Este ano iniciou com dois acontecimentos de grande impacto: no Brasil, ficou visível o caos do sistema carcerário com uma rebelião no Amazonas; Nos Estados Unidos, a notícia que impactou o mundo foi a autorização assinada pelo novo presidente Donald Trump para que se comece imediatamente a construção de um muro na fronteira com o México. Dois fatos aparentemente desconectados…
A fronteira dos Estados Unidos com o México tem mais de 3.000 quilômetros de extensão. Portanto o novo muro será uma obra gigantesca. Seu objetivo é o de impedir a entrada de mexicanos, nicaraguenses, costarriquenhos, brasileiros e tantos outros latino americanos que buscam trabalho no norte. É um muro que pretende isolar o império “civilizado” dos povos “bárbaros”, repetindo o que faziam os antigos romanos com seus vizinhos. Por outro lado, fico pensando se os muros brasileiros não serão maiores do que esse: temos aqui mais de 1800 presídios construídos. Temos uma das maiores populações encarceradas no mundo. Quantos quilômetros de muros será que temos no Brasil para estabelecer esta fronteira entre os cidadãos e os não cidadãos? A grande inovação brasileira, nossa tragédia, é o fato de construirmos muros para demarcar uma fronteira interior, difusa, entre aqueles que têm direito à liberdade e aqueles que não tem.
Como podemos apreciar mundo afora, parece que o capitalismo contemporâneo abandonou de vez as suas intenções libertárias. Se simbolicamente a queda do muro de Berlim demarcou a derrota da União Soviética em 1989 frente ao então autoproclamado “mundo livre”, hoje vamos tomando conta que esta suposta liberdade tende a se restringir à esfera do mercado. Para os fatores indesejados, constroem-se novos muros. O antigo lema da Revolução Francesa (liberdade, igualdade fraternidade) parece algo fora de lugar no mundo de hoje, um mundo de distopias do capitalismo selvagem. Frente a uma gigantesca onda migratória e uma intensa diversidade cultural e religiosa, as aspirações de liberdade humana sucumbiram frente à ideologia do medo.

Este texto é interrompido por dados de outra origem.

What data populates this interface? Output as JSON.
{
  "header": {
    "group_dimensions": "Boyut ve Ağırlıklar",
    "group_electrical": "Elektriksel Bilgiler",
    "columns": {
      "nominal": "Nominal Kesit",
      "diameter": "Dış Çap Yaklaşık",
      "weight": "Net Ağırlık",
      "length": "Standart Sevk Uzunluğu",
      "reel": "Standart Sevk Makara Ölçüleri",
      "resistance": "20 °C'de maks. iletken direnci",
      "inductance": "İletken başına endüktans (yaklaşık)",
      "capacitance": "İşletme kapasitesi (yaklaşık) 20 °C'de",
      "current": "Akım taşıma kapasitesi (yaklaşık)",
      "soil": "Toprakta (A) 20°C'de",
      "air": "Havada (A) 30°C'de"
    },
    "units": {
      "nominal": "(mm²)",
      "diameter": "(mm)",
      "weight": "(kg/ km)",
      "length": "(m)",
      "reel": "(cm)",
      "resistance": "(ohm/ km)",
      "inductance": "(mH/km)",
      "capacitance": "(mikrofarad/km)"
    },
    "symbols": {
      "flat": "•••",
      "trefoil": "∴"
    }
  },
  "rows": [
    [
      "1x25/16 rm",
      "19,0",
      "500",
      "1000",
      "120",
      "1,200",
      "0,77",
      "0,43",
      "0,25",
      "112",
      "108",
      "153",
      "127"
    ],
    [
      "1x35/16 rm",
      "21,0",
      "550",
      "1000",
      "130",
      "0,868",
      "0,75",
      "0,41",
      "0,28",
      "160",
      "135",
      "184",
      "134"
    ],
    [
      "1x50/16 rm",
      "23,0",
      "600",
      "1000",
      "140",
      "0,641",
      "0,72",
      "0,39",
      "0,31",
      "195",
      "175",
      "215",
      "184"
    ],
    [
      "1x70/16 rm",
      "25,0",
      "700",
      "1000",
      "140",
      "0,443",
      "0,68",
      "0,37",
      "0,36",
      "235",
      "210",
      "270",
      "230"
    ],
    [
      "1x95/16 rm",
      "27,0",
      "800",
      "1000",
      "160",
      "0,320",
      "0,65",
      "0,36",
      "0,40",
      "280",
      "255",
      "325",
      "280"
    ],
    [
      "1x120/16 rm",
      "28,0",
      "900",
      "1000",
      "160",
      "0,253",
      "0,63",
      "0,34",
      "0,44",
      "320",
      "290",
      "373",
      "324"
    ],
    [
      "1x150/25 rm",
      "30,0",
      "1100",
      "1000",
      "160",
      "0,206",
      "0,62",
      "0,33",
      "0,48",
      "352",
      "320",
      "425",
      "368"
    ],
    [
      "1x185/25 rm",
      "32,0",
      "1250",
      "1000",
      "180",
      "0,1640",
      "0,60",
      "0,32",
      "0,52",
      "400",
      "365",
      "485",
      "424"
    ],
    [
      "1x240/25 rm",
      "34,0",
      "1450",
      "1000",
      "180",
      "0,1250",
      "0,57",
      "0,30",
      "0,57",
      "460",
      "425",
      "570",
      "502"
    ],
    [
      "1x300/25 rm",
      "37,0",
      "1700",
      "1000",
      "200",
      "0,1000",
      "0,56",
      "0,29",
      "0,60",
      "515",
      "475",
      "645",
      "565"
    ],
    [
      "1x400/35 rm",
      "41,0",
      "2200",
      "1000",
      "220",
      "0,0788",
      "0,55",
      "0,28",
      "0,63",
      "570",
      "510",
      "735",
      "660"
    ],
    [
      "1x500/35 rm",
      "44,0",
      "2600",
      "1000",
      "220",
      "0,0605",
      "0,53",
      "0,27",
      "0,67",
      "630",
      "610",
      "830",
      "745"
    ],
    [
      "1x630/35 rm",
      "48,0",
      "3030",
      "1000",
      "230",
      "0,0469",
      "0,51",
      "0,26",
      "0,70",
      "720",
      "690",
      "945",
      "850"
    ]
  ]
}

Situações como essa revelam que estamos frente a uma verdadeira crise civilizatória. Um dos sintomas desta crise é o fato de que a classe dominante passa a abrir mão de estabelecer sua hegemonia na sociedade, de construir uma determinada ordem que possa ser aceita pela maioria, contentando-se em blindar-se atrás de muros. No caso brasileiro, não queremos aqui de discutir quem são os culpados pela situação atual, propor soluções imediatas para o problema da violência urbana, nem mesmo fazer um julgamento de valor sobre a conduta individual das pessoas. Trata-se sim de compreendermos que a situação atual é fruto tanto do fracasso do nosso sistema carcerário quanto dos valores sociais e condutas que fundamentam nossa vida coletiva como brasileiros. Este é o anúncio de um fracasso histórico, pois o que a elite é incapaz de aceitar é que, na vida real, os muros são ineficazes: o muro na fronteira com o México não impedirá a entrada de estrangeiros nos Estados Unidos, assim como os muros dos presídios brasileiros não diminuirão a violência na sociedade. Ambos são símbolos de um fracasso anunciado.
Então, então cabe a nós até mesmo a reconstrução de valores que foram abandonados: liberdade, igualdade, fraternidade. Essas são nossas armas para a luta num mundo que constroi muros. Certa vez perguntaram a Fidel Castro o que ele esperava do futuro, e sua resposta foi: “acredito que algum dia a humanidade viverá como uma grande família, todos viveremos como irmãos”. Não é exatamente por isso que lutamos?